Reason for Skepticism
Jackson Wong, vice president at Tanrich Securities, said that talk of further stimulus measures to boost China's slowing economy ahead of the Nov. 8 Communist party congress have helped fuel the stock market rally, which is likely to run out of steam.
"Despite the rumors here or there, we haven't seen anything concrete yet, " Wong said.
There has been some disappointment in financial markets with Beijing's reluctance to deliver measures, whether in terms of monetary policy or a fiscal boost, to underpin the economy.
This week has seen some small stimulus steps unveiled. Chinese high-speed rail plays received a boost, for instance, after the Ministry of Railways this week revised upward its planned investment for the sector by $3.2 billion. It was the third such increase this year.
Central Huijin, an arm of China's sovereign wealth fund China Investment Corp., meanwhile said this week it would continue to shore up the capital market by buying stakes of four-major state-owned lenders.
Watch That Data
Analysts said the raft of economic data slated for release in the week ahead could now decide whether Chinese shares fall back or add to this week's gains.

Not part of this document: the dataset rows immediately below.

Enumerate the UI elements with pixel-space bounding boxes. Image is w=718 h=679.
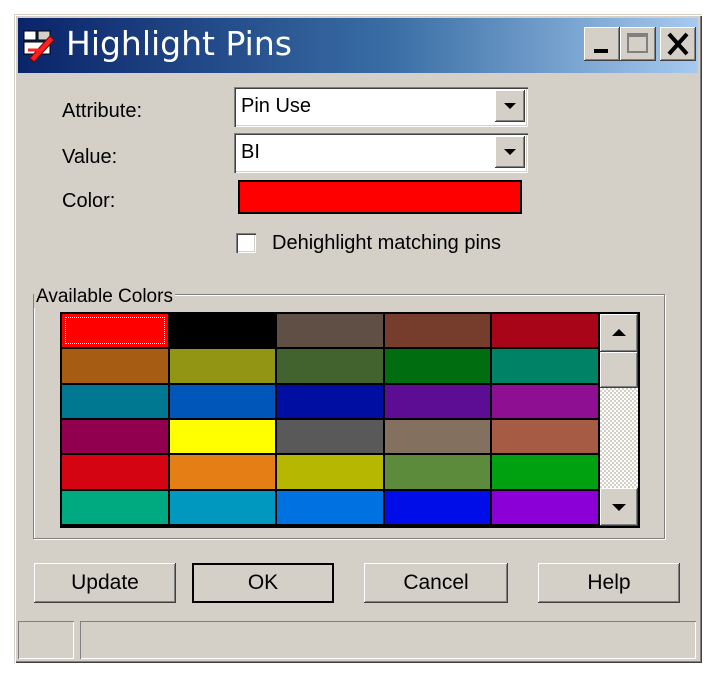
color-swatch[interactable] — [169, 384, 276, 418]
window-title: Highlight Pins — [66, 24, 292, 63]
status-pane-main — [80, 621, 696, 659]
attribute-dropdown[interactable]: Pin Use — [234, 87, 528, 127]
chevron-down-icon — [504, 103, 516, 109]
color-swatch[interactable] — [62, 419, 168, 454]
value-label: Value: — [62, 146, 118, 168]
scroll-up-button[interactable] — [600, 314, 638, 352]
color-swatch[interactable] — [492, 419, 598, 454]
color-palette — [60, 312, 640, 528]
color-swatch[interactable] — [62, 384, 168, 418]
color-swatch[interactable] — [492, 349, 598, 383]
maximize-button[interactable] — [620, 27, 656, 61]
color-swatch[interactable] — [277, 384, 383, 418]
close-icon — [667, 32, 689, 56]
color-swatch[interactable] — [62, 455, 168, 489]
color-swatch[interactable] — [277, 455, 383, 489]
chevron-down-icon — [504, 149, 516, 155]
status-pane-left — [18, 621, 74, 659]
color-label: Color: — [62, 190, 116, 212]
chevron-down-icon — [612, 504, 626, 511]
title-bar[interactable]: Highlight Pins — [18, 18, 698, 73]
value-dropdown[interactable]: BI — [234, 133, 528, 173]
color-swatch[interactable] — [62, 490, 168, 524]
color-swatch[interactable] — [492, 490, 598, 524]
attribute-selected-value: Pin Use — [241, 95, 312, 117]
color-swatch[interactable] — [384, 419, 491, 454]
close-button[interactable] — [660, 27, 696, 61]
color-swatch[interactable] — [169, 419, 276, 454]
color-swatch[interactable] — [62, 314, 168, 348]
available-colors-label: Available Colors — [34, 286, 175, 308]
color-swatch[interactable] — [384, 349, 491, 383]
color-swatch[interactable] — [384, 455, 491, 489]
value-dropdown-button[interactable] — [495, 136, 525, 168]
current-color-swatch[interactable] — [238, 180, 522, 214]
update-button[interactable]: Update — [34, 563, 176, 603]
scroll-down-button[interactable] — [600, 488, 638, 526]
color-swatch[interactable] — [277, 349, 383, 383]
color-swatch[interactable] — [169, 349, 276, 383]
minimize-button[interactable] — [584, 27, 620, 61]
help-button[interactable]: Help — [538, 563, 680, 603]
attribute-dropdown-button[interactable] — [495, 90, 525, 122]
color-swatch[interactable] — [169, 314, 276, 348]
highlight-pins-dialog: Highlight Pins Attribute: Pin Use Value:… — [14, 14, 702, 663]
scroll-thumb[interactable] — [600, 352, 638, 388]
color-swatch[interactable] — [169, 455, 276, 489]
attribute-label: Attribute: — [62, 100, 143, 122]
color-swatch[interactable] — [492, 455, 598, 489]
dehighlight-checkbox[interactable] — [236, 233, 256, 253]
color-swatch[interactable] — [384, 490, 491, 524]
color-swatch[interactable] — [169, 490, 276, 524]
palette-scrollbar[interactable] — [600, 314, 638, 526]
cancel-button[interactable]: Cancel — [364, 563, 508, 603]
color-swatch[interactable] — [277, 490, 383, 524]
color-swatch[interactable] — [384, 314, 491, 348]
dehighlight-label[interactable]: Dehighlight matching pins — [272, 232, 501, 255]
color-swatch[interactable] — [277, 419, 383, 454]
color-swatch[interactable] — [492, 384, 598, 418]
ok-button[interactable]: OK — [192, 563, 334, 603]
color-swatch[interactable] — [384, 384, 491, 418]
color-swatch[interactable] — [492, 314, 598, 348]
value-selected-value: BI — [241, 141, 260, 163]
minimize-icon — [594, 49, 608, 53]
color-swatch[interactable] — [277, 314, 383, 348]
highlight-pins-app-icon[interactable] — [22, 28, 58, 64]
chevron-up-icon — [612, 329, 626, 336]
maximize-icon — [627, 33, 648, 53]
color-swatch[interactable] — [62, 349, 168, 383]
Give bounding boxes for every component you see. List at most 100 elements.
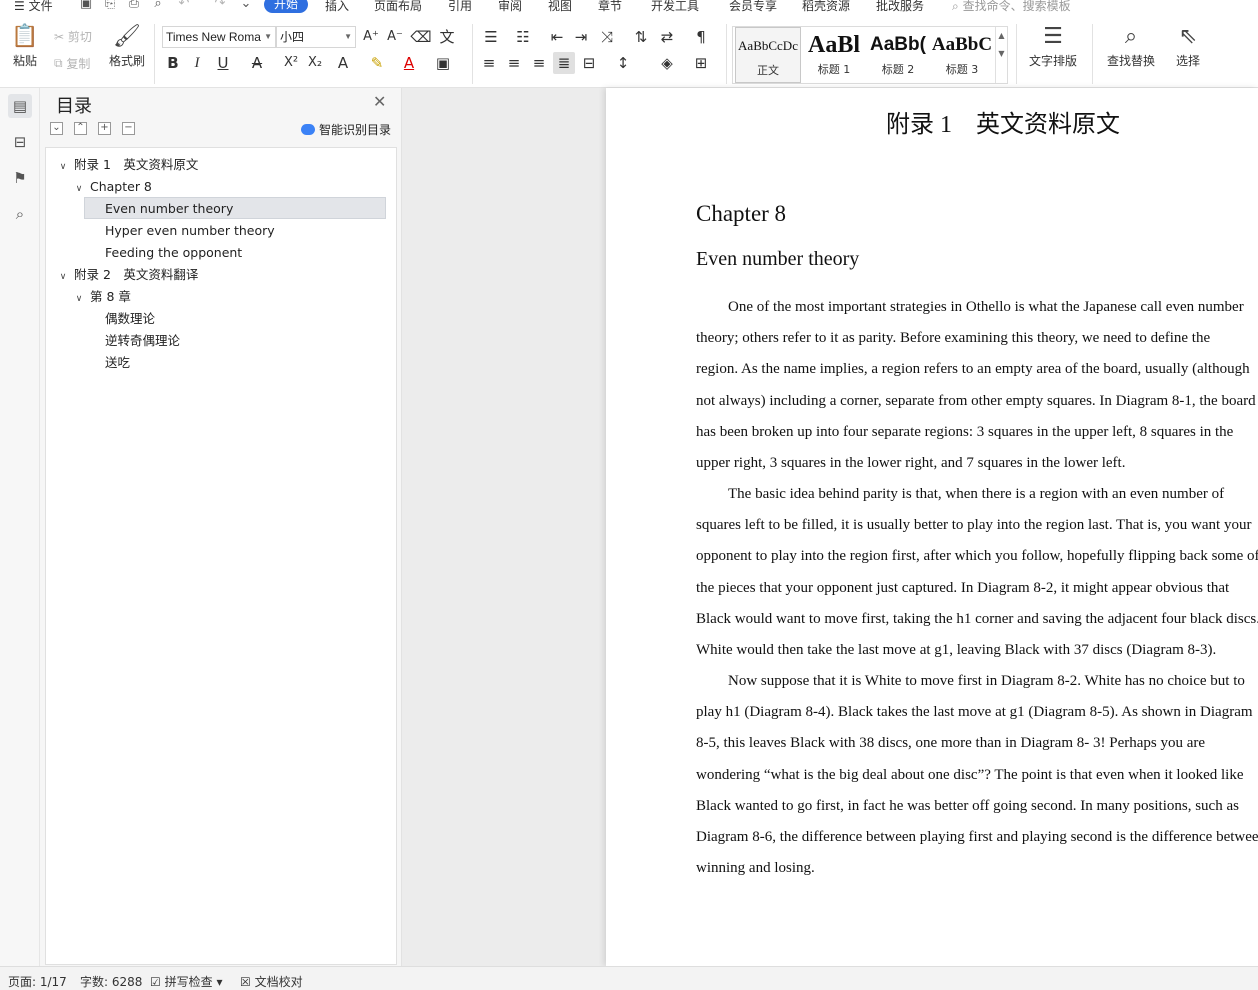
quick-access-dropdown-icon[interactable]: ⌄ — [238, 0, 254, 11]
style-heading-2[interactable]: AaBb( 标题 2 — [865, 27, 931, 83]
grow-font-icon[interactable]: A⁺ — [360, 26, 382, 48]
expand-all-icon[interactable]: ⌃ — [74, 122, 87, 135]
navigation-strip: ▤ ⊟ ⚑ ⌕ — [0, 88, 40, 966]
align-center-icon[interactable]: ≡ — [503, 52, 525, 74]
underline-icon[interactable]: U — [212, 52, 234, 74]
text-line: not always) including a corner, separate… — [696, 392, 1256, 409]
cut-button[interactable]: ✂ 剪切 — [54, 28, 92, 45]
font-color-icon[interactable]: A — [398, 52, 420, 74]
decrease-indent-icon[interactable]: ⇤ — [546, 26, 568, 48]
font-name-select[interactable]: Times New Roma ▼ — [162, 26, 276, 48]
tab-member[interactable]: 会员专享 — [729, 0, 777, 14]
tab-correction[interactable]: 批改服务 — [876, 0, 924, 14]
shading-icon[interactable]: ◈ — [656, 52, 678, 74]
text-effect-icon[interactable]: A — [332, 52, 354, 74]
search-icon[interactable]: ⌕ — [8, 202, 32, 226]
highlight-icon[interactable]: ✎ — [366, 52, 388, 74]
tab-developer[interactable]: 开发工具 — [651, 0, 699, 14]
save-icon[interactable]: ▣ — [78, 0, 94, 11]
word-count[interactable]: 字数: 6288 — [80, 973, 142, 990]
toc-node[interactable]: Hyper even number theory — [46, 220, 386, 242]
redo-icon[interactable]: ↷ — [212, 0, 228, 11]
toc-node-selected[interactable]: Even number theory — [84, 197, 386, 219]
file-menu[interactable]: ☰ 文件 — [14, 0, 53, 14]
clear-format-icon[interactable]: ⌫ — [410, 26, 432, 48]
toc-node[interactable]: ∨ 第 8 章 — [46, 286, 386, 308]
subscript-icon[interactable]: X₂ — [304, 52, 326, 74]
paste-button[interactable]: 📋 粘贴 — [6, 22, 44, 69]
superscript-icon[interactable]: X² — [280, 52, 302, 74]
tab-page-layout[interactable]: 页面布局 — [374, 0, 422, 14]
bookmark-icon[interactable]: ⚑ — [8, 166, 32, 190]
character-border-icon[interactable]: ▣ — [432, 52, 454, 74]
align-right-icon[interactable]: ≡ — [528, 52, 550, 74]
style-normal[interactable]: AaBbCcDc 正文 — [735, 27, 801, 83]
shrink-font-icon[interactable]: A⁻ — [384, 26, 406, 48]
borders-icon[interactable]: ⊞ — [690, 52, 712, 74]
line-spacing-icon[interactable]: ↕ — [612, 52, 634, 74]
tab-chapter[interactable]: 章节 — [598, 0, 622, 14]
toc-node[interactable]: ∨ 附录 1 英文资料原文 — [46, 154, 386, 176]
text-line: play h1 (Diagram 8-4). Black takes the l… — [696, 704, 1253, 721]
chapter-nav-icon[interactable]: ⊟ — [8, 130, 32, 154]
bold-icon[interactable]: B — [162, 52, 184, 74]
smart-toc-button[interactable]: 智能识别目录 — [301, 121, 391, 138]
close-icon[interactable]: ✕ — [373, 92, 386, 111]
phonetic-guide-icon[interactable]: 文 — [436, 26, 458, 48]
font-name-value: Times New Roma — [166, 30, 261, 44]
tab-references[interactable]: 引用 — [448, 0, 472, 14]
distributed-align-icon[interactable]: ⊟ — [578, 52, 600, 74]
tab-docer-resources[interactable]: 稻壳资源 — [802, 0, 850, 14]
text-layout-button[interactable]: ☰ 文字排版 — [1022, 22, 1084, 69]
sort-icon[interactable]: ⇅ — [630, 26, 652, 48]
align-left-icon[interactable]: ≡ — [478, 52, 500, 74]
toc-node[interactable]: Feeding the opponent — [46, 242, 386, 264]
justify-icon[interactable]: ≣ — [553, 52, 575, 74]
toc-pane-icon[interactable]: ▤ — [8, 94, 32, 118]
proofread-button[interactable]: ☒ 文档校对 — [240, 973, 303, 990]
format-painter-button[interactable]: 🖌 格式刷 — [106, 22, 148, 69]
export-icon[interactable]: ⎘ — [102, 0, 118, 11]
select-button[interactable]: ⇖ 选择 — [1168, 22, 1208, 69]
bullet-list-icon[interactable]: ☰ — [480, 26, 502, 48]
tab-view[interactable]: 视图 — [548, 0, 572, 14]
find-replace-button[interactable]: ⌕ 查找替换 — [1100, 22, 1162, 69]
remove-heading-icon[interactable]: − — [122, 122, 135, 135]
increase-indent-icon[interactable]: ⇥ — [570, 26, 592, 48]
strikethrough-icon[interactable]: A — [246, 52, 268, 74]
chevron-down-icon: ▼ — [998, 49, 1005, 58]
smart-toc-label: 智能识别目录 — [319, 123, 392, 137]
print-preview-icon[interactable]: ⌕ — [150, 0, 166, 11]
style-heading-1[interactable]: AaBl 标题 1 — [801, 27, 867, 83]
tab-insert[interactable]: 插入 — [325, 0, 349, 14]
copy-button[interactable]: ⧉ 复制 — [54, 55, 90, 72]
text-direction-icon[interactable]: ⇄ — [656, 26, 678, 48]
styles-scroller[interactable]: ▲ ▼ — [995, 27, 1007, 83]
ribbon-divider — [1016, 24, 1017, 84]
toc-node[interactable]: 送吃 — [46, 352, 386, 374]
show-marks-icon[interactable]: ¶ — [690, 26, 712, 48]
toc-node[interactable]: ∨ 附录 2 英文资料翻译 — [46, 264, 386, 286]
font-size-select[interactable]: 小四 ▼ — [276, 26, 356, 48]
tab-review[interactable]: 审阅 — [498, 0, 522, 14]
add-heading-icon[interactable]: + — [98, 122, 111, 135]
style-heading-3[interactable]: AaBbC 标题 3 — [929, 27, 995, 83]
text-layout-label: 文字排版 — [1028, 54, 1077, 68]
collapse-all-icon[interactable]: ⌄ — [50, 122, 63, 135]
paste-label: 粘贴 — [12, 54, 37, 68]
undo-icon[interactable]: ↶ — [176, 0, 192, 11]
print-icon[interactable]: ⎙ — [126, 0, 142, 11]
command-search[interactable]: ⌕ 查找命令、搜索模板 — [952, 0, 1071, 14]
italic-icon[interactable]: I — [186, 52, 208, 74]
chinese-layout-icon[interactable]: ⤨ — [596, 26, 618, 48]
toc-node[interactable]: 逆转奇偶理论 — [46, 330, 386, 352]
page-indicator[interactable]: 页面: 1/17 — [8, 973, 67, 990]
document-page[interactable]: 附录 1 英文资料原文 Chapter 8 Even number theory… — [606, 88, 1258, 966]
spell-check-button[interactable]: ☑ 拼写检查 ▾ — [150, 973, 222, 990]
toc-node[interactable]: ∨ Chapter 8 — [46, 176, 386, 198]
toc-node-label: 偶数理论 — [105, 311, 156, 326]
toc-node[interactable]: 偶数理论 — [46, 308, 386, 330]
font-size-value: 小四 — [280, 30, 305, 44]
tab-home[interactable]: 开始 — [264, 0, 309, 13]
numbered-list-icon[interactable]: ☷ — [512, 26, 534, 48]
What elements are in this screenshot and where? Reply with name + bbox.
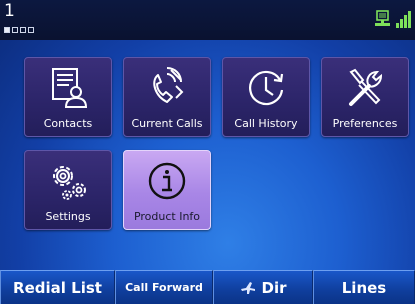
current-calls-tile[interactable]: Current Calls [123, 57, 211, 137]
contacts-icon [52, 68, 88, 108]
phone-screen: 1 Contacts Current Calls Call History Pr… [0, 0, 415, 304]
line-indicators [4, 27, 34, 33]
airplane-icon [240, 281, 255, 294]
current-calls-icon [153, 67, 184, 103]
status-icons [375, 10, 411, 28]
preferences-label: Preferences [332, 117, 398, 130]
line-indicator [4, 27, 10, 33]
line-indicator [20, 27, 26, 33]
preferences-icon [349, 68, 383, 106]
redial-list-label: Redial List [13, 278, 102, 297]
lines-softkey[interactable]: Lines [313, 270, 415, 304]
settings-icon [53, 166, 86, 200]
call-history-icon [249, 70, 284, 106]
product-info-tile[interactable]: Product Info [123, 150, 211, 230]
dir-softkey[interactable]: Dir [213, 270, 313, 304]
settings-tile[interactable]: Settings [24, 150, 112, 230]
call-forward-label: Call Forward [125, 281, 203, 294]
redial-list-softkey[interactable]: Redial List [0, 270, 115, 304]
current-calls-label: Current Calls [131, 117, 203, 130]
call-forward-softkey[interactable]: Call Forward [115, 270, 213, 304]
line-number: 1 [4, 1, 15, 21]
product-info-label: Product Info [133, 210, 201, 223]
network-icon [375, 10, 390, 26]
softkey-bar: Redial List Call Forward Dir Lines [0, 270, 415, 304]
lines-label: Lines [341, 278, 387, 297]
line-indicator [12, 27, 18, 33]
info-icon [148, 162, 186, 200]
contacts-label: Contacts [43, 117, 93, 130]
status-bar: 1 [0, 0, 415, 40]
call-history-tile[interactable]: Call History [222, 57, 310, 137]
signal-strength-icon [396, 10, 411, 28]
preferences-tile[interactable]: Preferences [321, 57, 409, 137]
call-history-label: Call History [234, 117, 298, 130]
dir-label: Dir [261, 278, 287, 297]
settings-label: Settings [45, 210, 91, 223]
line-indicator [28, 27, 34, 33]
contacts-tile[interactable]: Contacts [24, 57, 112, 137]
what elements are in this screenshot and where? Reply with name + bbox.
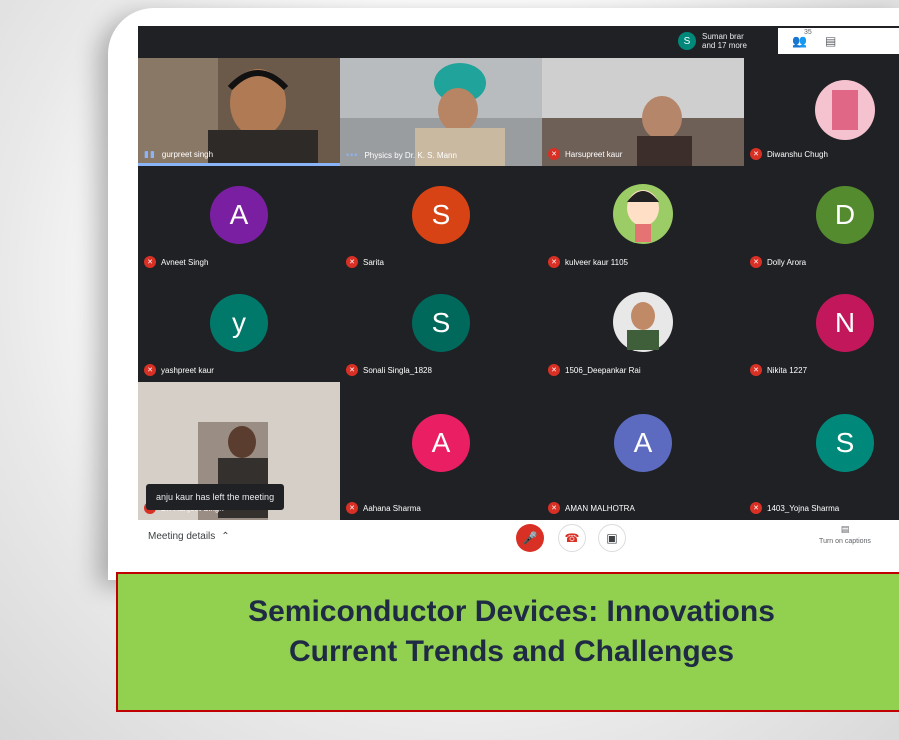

September trade numbers are released Saturday, while consumer and producer price numbers, third-quarter gross domestic product , industrial output, retail sales, and fixed–asset investment figures are all due during the week.
Jackson Wong said he would keep a close eye on the consumer and producer inflation data.
"The delicate balance between these two numbers will test officials in how they can roll out pro-growth policies, " he said, adding the fixed-asset investment data could be a test of how bullish investors are about the health of the Chinese economy.